It’s understood that a group of taxi drivers have called off their blockade of the ride sharing pick-up area and part of the taxi rank early on Friday afternoon, after they earlier refused to pick up passengers in response to the airport’s decision to allow UberX to operate within the precinct.
The blockade forced Uber to suspend its services, citing ongoing safety concerns for drivers and passengers, forcing passengers leaving the airport to catch buses,
The State Government was forced to put on extra bus services last night and this morning as taxis drivers blockaded both the UberX pick-up area and the taxi rank.
As InDaily reported first yesterday, Adelaide Airport has lifted a ban on UberX drivers picking up passengers from the airport, prompting an angry response from drivers and the State Government.
Taxi Council president Jim Triantafyllou pleaded with drivers not to block the rank this morning, but was unsuccessful, with the airport calling in a “heavy” police presence to monitor the volatile situation.
He said while he supported drivers’ right to demonstrate against “illegal operators”, he did not support a blockade.
Transport Minister Stephen Mullighan this morning slammed the airport for surprising both him and drivers with yesterday’s announcement.
“I think the Adelaide Airport’s got a lot of questions to answer about why, without any notice, they dropped this on the taxi industry,” he told ABC Radio Adelaide.
“They dropped this on the operations down at the airport yesterday and they dropped this on the State Government.”
However, the airport insists Mullighan and the Taxi Council have been kept informed and were aware that a lifting of the UberX ban was imminent.
Adelaide Airport’s executive general manager of finance and corporate, Brenton Cox, said while the protest had not affected drop-offs, the capacity of UberX and taxi drivers to pick-up passengers had been restricted with public and private buses called in to help arriving passengers.
“It’s a terrible look for the city and the state,” Cox told InDaily.
“We have a number of contingencies in place but the longer this goes on, the worse it looks for Adelaide and South Australia, that’s for sure.”
He said ride-sharing was legal in South Australia and it would be “perverse” for the airport to continue to ban UberX from picking up passengers.
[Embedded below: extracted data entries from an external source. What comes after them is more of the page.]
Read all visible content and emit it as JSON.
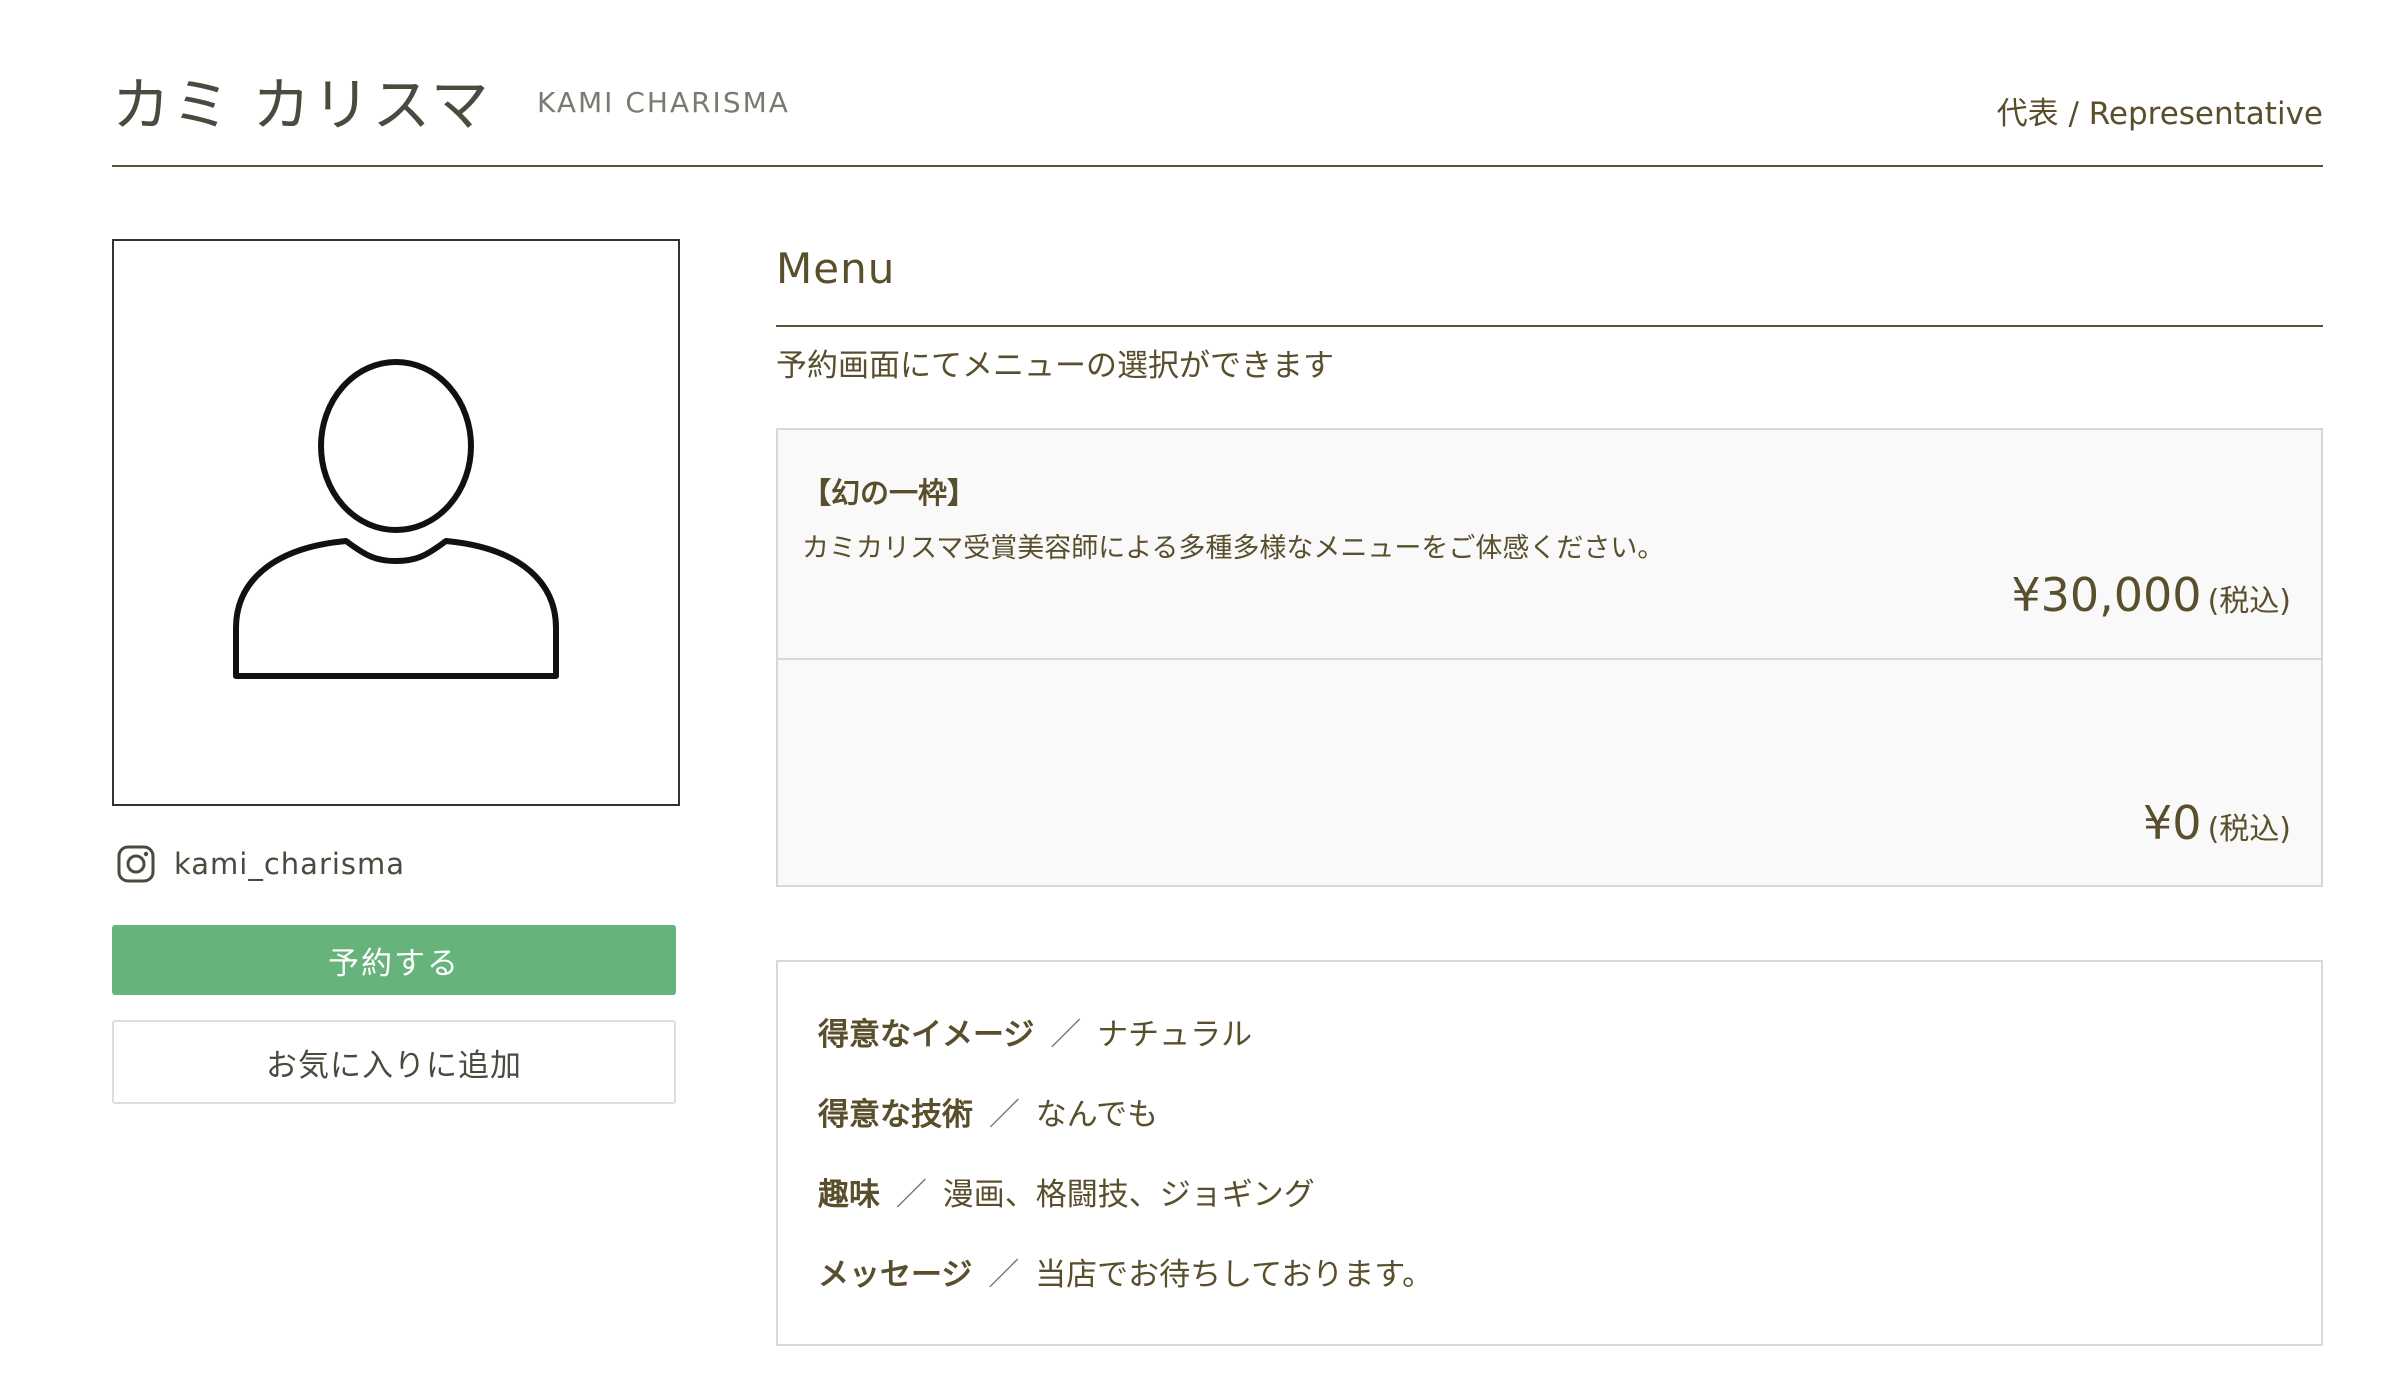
{
  "header": {
    "name_ja": "カミ  カリスマ",
    "name_en": "KAMI CHARISMA",
    "role": "代表 / Representative"
  },
  "profile": {
    "avatar_icon": "user-silhouette-icon",
    "instagram_icon": "instagram-icon",
    "instagram_handle": "kami_charisma"
  },
  "actions": {
    "reserve_label": "予約する",
    "favorite_label": "お気に入りに追加",
    "reserve_color": "#66b47c"
  },
  "menu": {
    "title": "Menu",
    "subtitle": "予約画面にてメニューの選択ができます",
    "items": [
      {
        "title": "【幻の一枠】",
        "description": "カミカリスマ受賞美容師による多種多様なメニューをご体感ください。",
        "price": "¥30,000",
        "tax": "(税込)"
      },
      {
        "title": "",
        "description": "",
        "price": "¥0",
        "tax": "(税込)"
      }
    ]
  },
  "details": [
    {
      "label": "得意なイメージ",
      "sep": "／",
      "value": "ナチュラル"
    },
    {
      "label": "得意な技術",
      "sep": "／",
      "value": "なんでも"
    },
    {
      "label": "趣味",
      "sep": "／",
      "value": "漫画、格闘技、ジョギング"
    },
    {
      "label": "メッセージ",
      "sep": "／",
      "value": "当店でお待ちしております。"
    }
  ]
}
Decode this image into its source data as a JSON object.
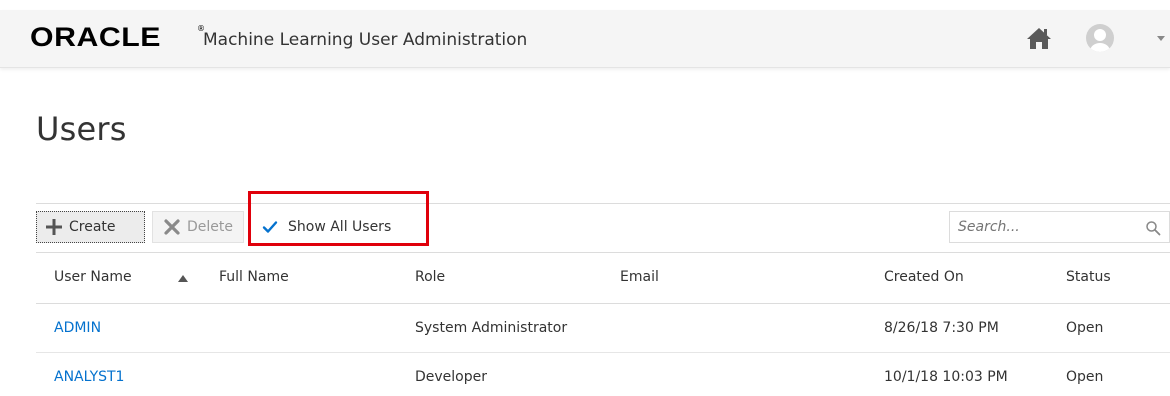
{
  "header": {
    "logo_text": "ORACLE",
    "logo_mark": "®",
    "app_title": "Machine Learning User Administration",
    "home_icon": "home-icon",
    "user_icon": "user-avatar-icon",
    "menu_icon": "caret-down-icon"
  },
  "page": {
    "title": "Users"
  },
  "toolbar": {
    "create_label": "Create",
    "create_icon": "plus-icon",
    "delete_label": "Delete",
    "delete_icon": "x-icon",
    "show_all_label": "Show All Users",
    "show_all_checked": true,
    "search_placeholder": "Search...",
    "search_value": "",
    "highlight_color": "#e0000b"
  },
  "table": {
    "columns": {
      "user_name": "User Name",
      "full_name": "Full Name",
      "role": "Role",
      "email": "Email",
      "created_on": "Created On",
      "status": "Status"
    },
    "sort": {
      "column": "User Name",
      "direction": "ascending"
    },
    "rows": [
      {
        "user_name": "ADMIN",
        "full_name": "",
        "role": "System Administrator",
        "email": "",
        "created_on": "8/26/18 7:30 PM",
        "status": "Open"
      },
      {
        "user_name": "ANALYST1",
        "full_name": "",
        "role": "Developer",
        "email": "",
        "created_on": "10/1/18 10:03 PM",
        "status": "Open"
      }
    ]
  },
  "colors": {
    "link": "#0572ce",
    "header_bg": "#f5f5f5",
    "checkbox_check": "#0572ce"
  }
}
Cox said Mullighan’s criticism was unfair and he knew that the UberX decision was coming.
“We have been engaged with every stakeholder and that includes the minister,” he said.
The airport came to a final agreement with UberX overnight on Wednesday and the minister and the taxi industry had been informed on Thursday morning.
“Prior to then, everyone was aware it was imminent.”
Mullighan said the situation could have been avoided if the airport had worked more closely with the taxi industry.
“The State Government is now working with Adelaide Airport, the taxi industry and police to manage the situation and to try and minimise disruptions to passengers arriving at Adelaide Airport,” he said in a statement.
Cox warned the airport had identified the individual taxi drivers involved in today’s blockade and would ask police to intervene if members of the public were impeded.
“We will be in close discussions with the authorities on that,” he said.
Triantafyllou said the move to allow Uber at the airport was disappointing and he had concerns about the accreditation of drivers.
“It’s our understanding that only a handful of UberX drivers have sought and secured their accreditation to operate in the ride sourcing market,” Triantafyllou said.
Uber’s more expensive “black” service was already available from the airport.
Adelaide airport joins Sydney, Perth, Canberra and Perth airports in allowing the ride sharing app.